3. This is targeted at Windows to Linux, but given the speed advantages that it has over rsync couldn’t this be Linux to Linux? That said, I’d be afraid to use this over rsync just from the body of experience and knowledge that exists about rsync.
Slightly OT, but I like the schematic gifs used in the Readme.md (pretty amazing doc overall!) like this one [0]. Does anyone have suggestions what tools they might have used (or might be used in general) to create those?
We used an internal Chrome extension to capture the gifs. There also seem to be some externally available GIF capturing tools, like https://chrome.google.com/webstore/detail/chrome-capture-scr... (disclaimer: I haven't tried those). We then used https://ezgif.com/optimize to remove dupe/unwanted frames, tweak timings and compress the gif. The actual content was done in Google Slides.
Nope, luckily we still partially work from home and use Chrome Remote Desktop. The command prompt was running on my Windows machine, which I accessed remotely, so I could capture it with the extension. That wouldn't have worked if I had been in the office that day.
This might be a dumb question.. but when I read this
"scp always copies full files, there is no "delta mode" to copy only the things that changed, it is slow for many small files, and there is no fast compression."
my thinking was: If you want to send diffs.. why not just use git?
It does compression and chunks and all that. Maybe the defaults perform poorly for binary files? But couldn't you fix that with a custom diff algo? (if it's somehow not appropriate, it'd still be nice to port whatever secret sauce they use here to git..)
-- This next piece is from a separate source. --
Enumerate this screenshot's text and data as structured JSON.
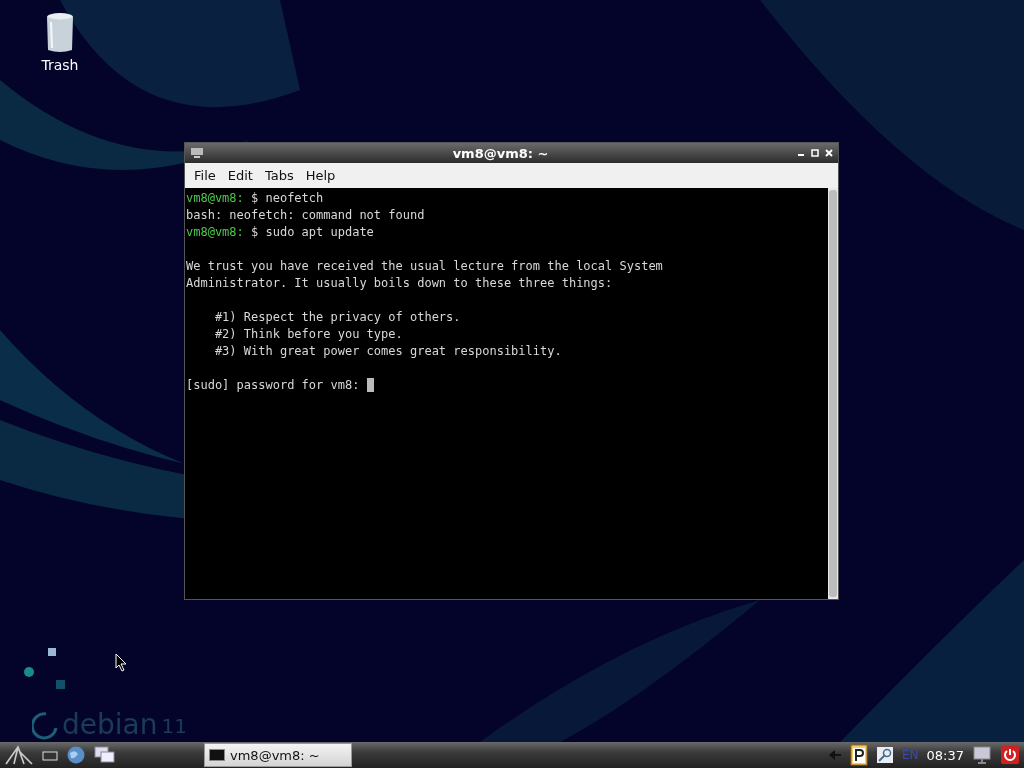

They are separate problems and not really comparable, git is a higher level tool. The diffing in git is for humans to compare code, and as such it is actually computed on the fly and not stored anywhere (unless you use git patch). Similarly, git does not provide any mechanism for sending/receiving files, it re-uses existing solutions like HTTP and SSH.
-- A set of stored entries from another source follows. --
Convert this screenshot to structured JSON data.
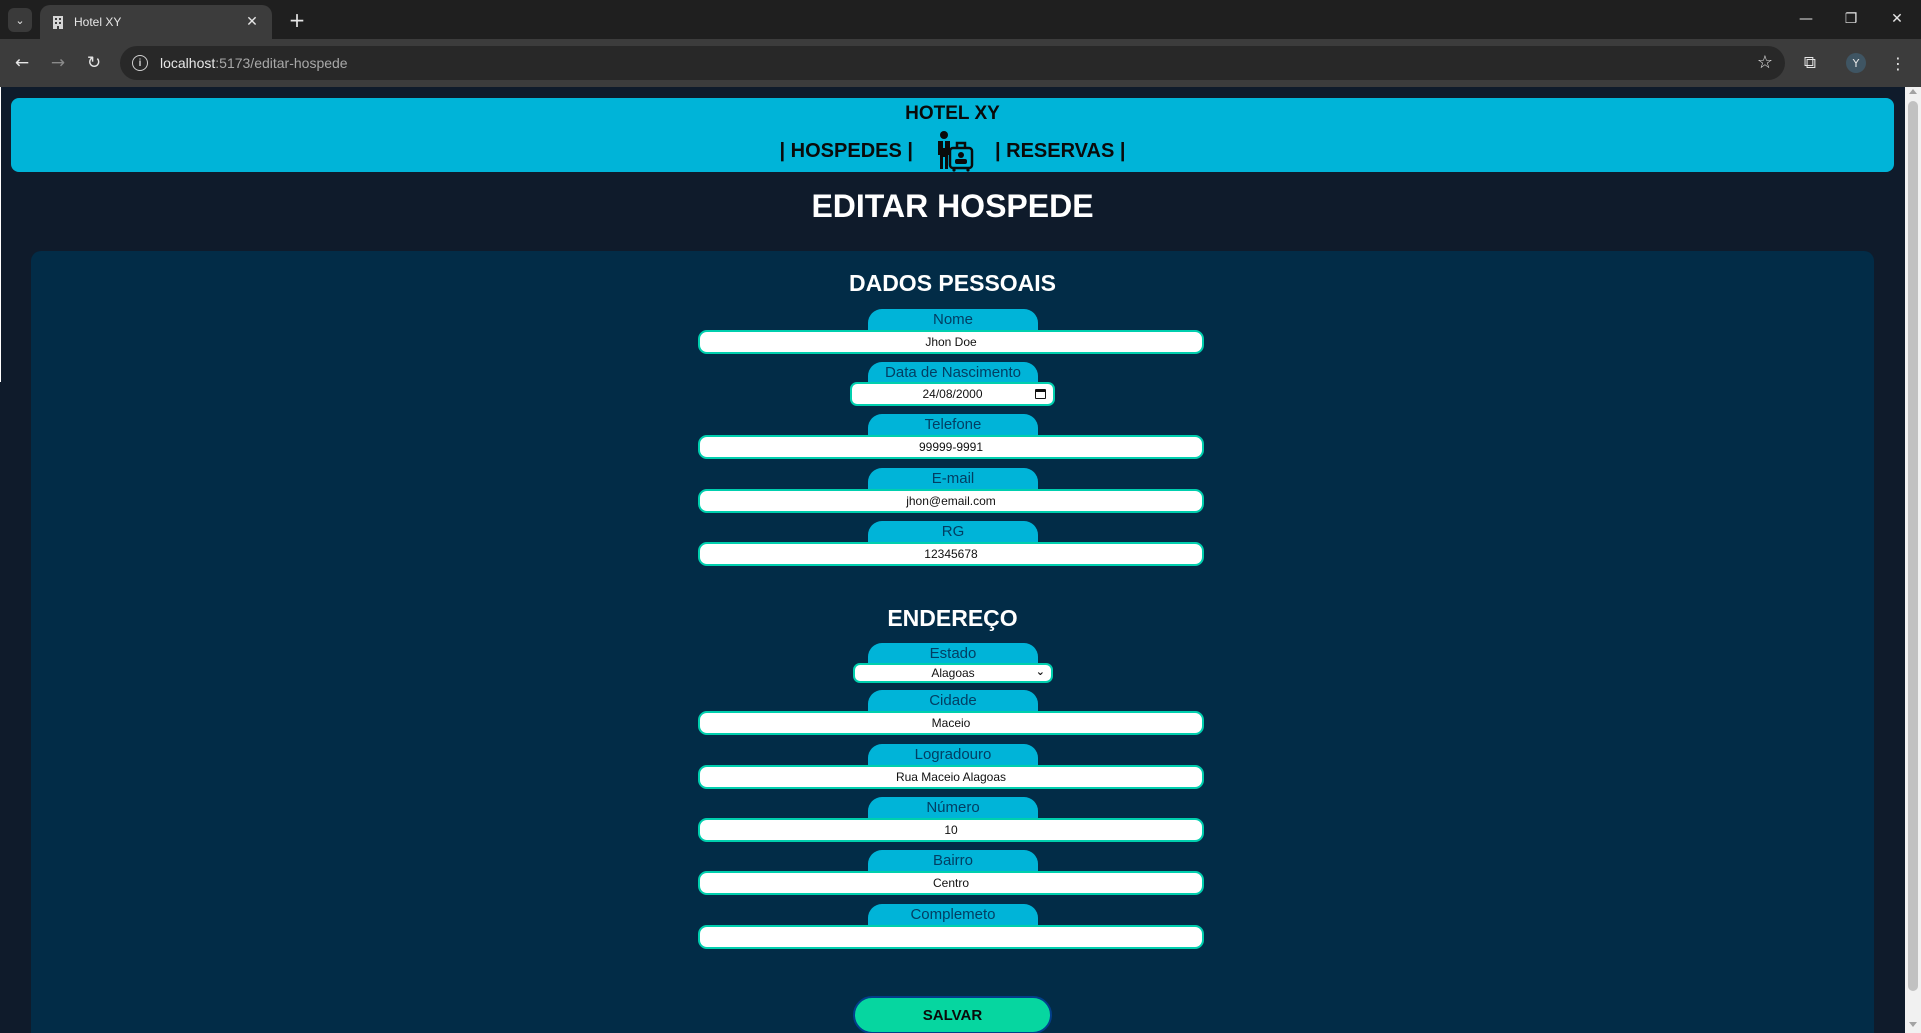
{
  "browser": {
    "tab_title": "Hotel XY",
    "url_host": "localhost",
    "url_path": ":5173/editar-hospede",
    "profile_initial": "Y"
  },
  "header": {
    "brand": "HOTEL XY",
    "nav_hospedes": "| HOSPEDES |",
    "nav_reservas": "| RESERVAS |",
    "background_color": "#00b4d8"
  },
  "page": {
    "title": "EDITAR HOSPEDE"
  },
  "dados_pessoais": {
    "title": "DADOS PESSOAIS",
    "nome": {
      "label": "Nome",
      "value": "Jhon Doe"
    },
    "nascimento": {
      "label": "Data de Nascimento",
      "value": "24/08/2000"
    },
    "telefone": {
      "label": "Telefone",
      "value": "99999-9991"
    },
    "email": {
      "label": "E-mail",
      "value": "jhon@email.com"
    },
    "rg": {
      "label": "RG",
      "value": "12345678"
    }
  },
  "endereco": {
    "title": "ENDEREÇO",
    "estado": {
      "label": "Estado",
      "value": "Alagoas"
    },
    "cidade": {
      "label": "Cidade",
      "value": "Maceio"
    },
    "logradouro": {
      "label": "Logradouro",
      "value": "Rua Maceio Alagoas"
    },
    "numero": {
      "label": "Número",
      "value": "10"
    },
    "bairro": {
      "label": "Bairro",
      "value": "Centro"
    },
    "complemento": {
      "label": "Complemeto",
      "value": ""
    }
  },
  "actions": {
    "save_label": "SALVAR",
    "save_color": "#06d6a0"
  }
}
This tool exists to send/receive files, and the diffing is an implementation detail used to achieve a high level of performance. It would make more sense for git to use this library under the hood as you mentioned.
There is an analogy here, as git does deduplication 'under the hood'.
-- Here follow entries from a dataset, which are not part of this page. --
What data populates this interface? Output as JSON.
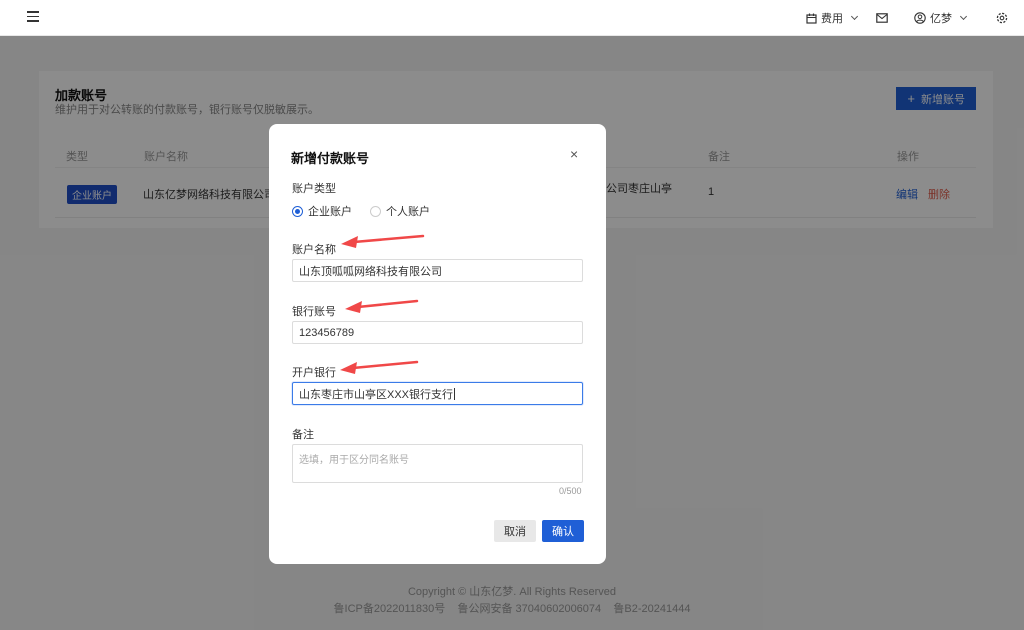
{
  "topbar": {
    "fee_label": "费用",
    "user_label": "亿梦"
  },
  "page": {
    "title": "加款账号",
    "subtitle": "维护用于对公转账的付款账号，银行账号仅脱敏展示。",
    "add_button": "新增账号",
    "table": {
      "headers": {
        "type": "类型",
        "name": "账户名称",
        "remark": "备注",
        "ops": "操作"
      },
      "row": {
        "type_tag": "企业账户",
        "name": "山东亿梦网络科技有限公司",
        "bank_partial": "限公司枣庄山亭",
        "remark": "1",
        "edit": "编辑",
        "delete": "删除"
      }
    }
  },
  "footer": {
    "copyright": "Copyright © 山东亿梦. All Rights Reserved",
    "records": "鲁ICP备2022011830号    鲁公网安备 37040602006074    鲁B2-20241444"
  },
  "modal": {
    "title": "新增付款账号",
    "close": "×",
    "account_type_label": "账户类型",
    "account_type_options": [
      "企业账户",
      "个人账户"
    ],
    "account_type_selected": "企业账户",
    "account_name_label": "账户名称",
    "account_name_value": "山东顶呱呱网络科技有限公司",
    "bank_account_label": "银行账号",
    "bank_account_value": "123456789",
    "bank_label": "开户银行",
    "bank_value": "山东枣庄市山亭区XXX银行支行",
    "remark_label": "备注",
    "remark_placeholder": "选填，用于区分同名账号",
    "remark_counter": "0/500",
    "cancel": "取消",
    "confirm": "确认"
  },
  "colors": {
    "primary": "#1f5fd6",
    "danger": "#e05a4a",
    "annotation_arrow": "#f04848"
  }
}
It's kind of weird actually - at the architectural level we interact with, we talk in terms of diffs - both in terms of display and what we put in.
At the next level down (content addressable store) git is storing whole files, and the git tooling translates the diffs we communicate about down into whole files for each commit.
Then at the next level down, git puts files together in packfiles (when the repo is packed) which is a compression system to make use of the fact that most files are just tweaks of other files. So, once again it's diffs.
I'm sort of in the same boat, but with the sentence,
> To help this situation, we developed two tools, cdc_rsync
Why not use rsync?
(It does seem they ended up faster than rsync, so perhaps that's "why", but that seems more like a post-hoc justification.)
The "we use variable chunk windows" bit is intriguing, but the example GIF sort of just pre-supposes that the local & remote chunks match up. That could have happened in the rsync case/GIF, but that wasn't the case considered, so it's an oranges/apples comparison. (Or, how is it that the local manages to be clairvoyant enough to choose the same windows?)
>> Or, how is it that the local manages to be clairvoyant enough to choose the same windows?
Yes! In content defined chunking, the chunk boundaries depend on the content, in our case a 64 byte window. If the local and the remote files have the same 64 byte sequence anywhere, and that 64 byte sequence has some magic pattern of 0s and 1s, they will both have chunk boundaries there. A chunk is the range of data between two chunk boundaries, so if N consecutive chunk boundaries match, then N-1 consecutive chunks match.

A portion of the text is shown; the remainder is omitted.